Friday, May 22nd, 2009 | Author: Invited Guest

picture-4Happy Aloha Friday gang!  I have a special article today for everyone. From the incredible people @ National Geographic, here is a truely interesting article about how flowering plants have sculpted our reality on planet Earth.



By Michael Klesius



Essential to life—and to romance—flowering plants lure paleobotanists with the sweet mystery of their origin.

In the summer of 1973 sunflowers appeared in my father’s vegetable garden. They seemed to sprout overnight in a few rows he had lent that year to new neighbors from California. Only six years old at the time, I was at first put off by these garish plants. Such strange and vibrant flowers seemed out of place among the respectable beans, peppers, spinach, and other vegetables we had always grown. Gradually, however, the brilliance of the sunflowers won me over. Their fiery halos relieved the green monotone that by late summer ruled the garden. I marveled at birds that clung upside down to the shaggy, gold disks, wings fluttering, looting the seeds. Sunflowers defined flowers for me that summer and changed my view of the world.

Flowers have a way of doing that. They began changing the way the world looked almost as soon as they appeared on Earth about 130 million years ago, during the Cretaceous period. That’s relatively recent in geologic time: If all Earth’s history were compressed into an hour, flowering plants would exist for only the last 90 seconds. But once they took firm root about 100 million years ago, they swiftly diversified in an explosion of varieties that established most of the flowering plant families of the modern world.

Today flowering plant species outnumber by twenty to one those of ferns and cone-bearing trees, or conifers, which had thrived for 200 million years before the first bloom appeared. As a food source flowering plants provide us and the rest of the animal world with the nourishment that is fundamental to our existence. In the words of Walter Judd, a botanist at the University of Florida, “If it weren’t for flowering plants, we humans wouldn’t be here.”

From oaks and palms to wildflowers and water lilies, across the miles of cornfields and citrus orchards to my father’s garden, flowering plants have come to rule the worlds of botany and agriculture. They also reign over an ethereal realm sought by artists, poets, and everyday people in search of inspiration, solace, or the simple pleasure of beholding a blossom.

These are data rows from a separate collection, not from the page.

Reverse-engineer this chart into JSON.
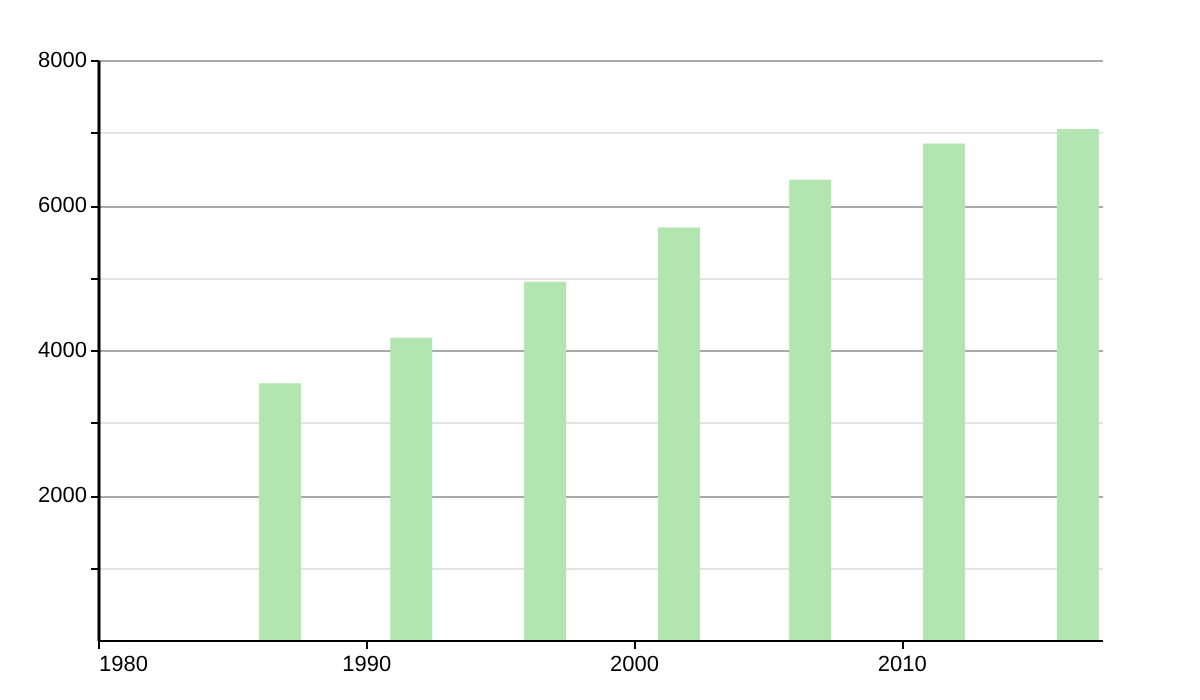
{
  "chart_data": {
    "type": "bar",
    "x": [
      1986.8,
      1991.7,
      1996.7,
      2001.7,
      2006.6,
      2011.6,
      2016.6
    ],
    "values": [
      3540,
      4170,
      4940,
      5690,
      6350,
      6850,
      7050
    ],
    "color": "#b3e5b1",
    "xlim": [
      1980,
      2017.5
    ],
    "xticks": [
      1980,
      1990,
      2000,
      2010
    ],
    "ylim": [
      0,
      8000
    ],
    "yticks": [
      {
        "value": 1000,
        "label": null
      },
      2000,
      {
        "value": 3000,
        "label": null
      },
      4000,
      {
        "value": 5000,
        "label": null
      },
      6000,
      {
        "value": 7000,
        "label": null
      },
      8000
    ],
    "grid": "y"
  }
}
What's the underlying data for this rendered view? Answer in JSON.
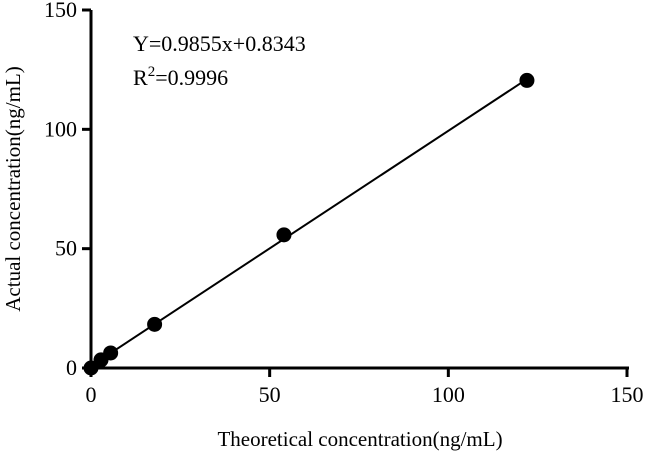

“Before flowering plants appeared,” says Dale Russell, a paleontologist with North Carolina State University and the State Museum of Natural Sciences, “the world was like a Japanese garden: peaceful, somber, green; inhabited by fish, turtles, and dragonflies. After flowering plants, the world became like an English garden, full of bright color and variety, visited by butterflies and honeybees. Flowers of all shapes and colors bloomed among the greenery.”

Full Article HereSubscribe to National Geographic magazine.

Did You Know?
Flowering plants depend on everything from mammals to trickery in order to get pollinated. In Madagascar the traveler’s tree is pollinated by the ruffed lemur and has evolved huge white flowers that support the weight of this almost ten-pound (five-kilogram) primate. Enticed by copious nectar that drips from the flowers—lemurs appear to be dependent on the plant’s nectar for food at certain times of the year—they carry pollen on their fur as they move from flower to flower.While nectar is often offered as a reward to pollinators in exchange for pollen dispersal, some species of flowering plants offer no reward at all. Instead they dupe their pollinators with an enticing fragrance, shape, or color. In western Australia a species of hammer orchid has petals that mimic the shape and color of a female wasp and even produces an odor that mimics the smell of a female wasp. In response to these chemical and visual signals, the male wasp attempts to mate with the dummy female. In seizing the orchid flower, the male wasp triggers the hammer mechanism and gets pollen whapped on its back. When the wasp visits the next hammer orchid, it unknowingly distributes the pollen.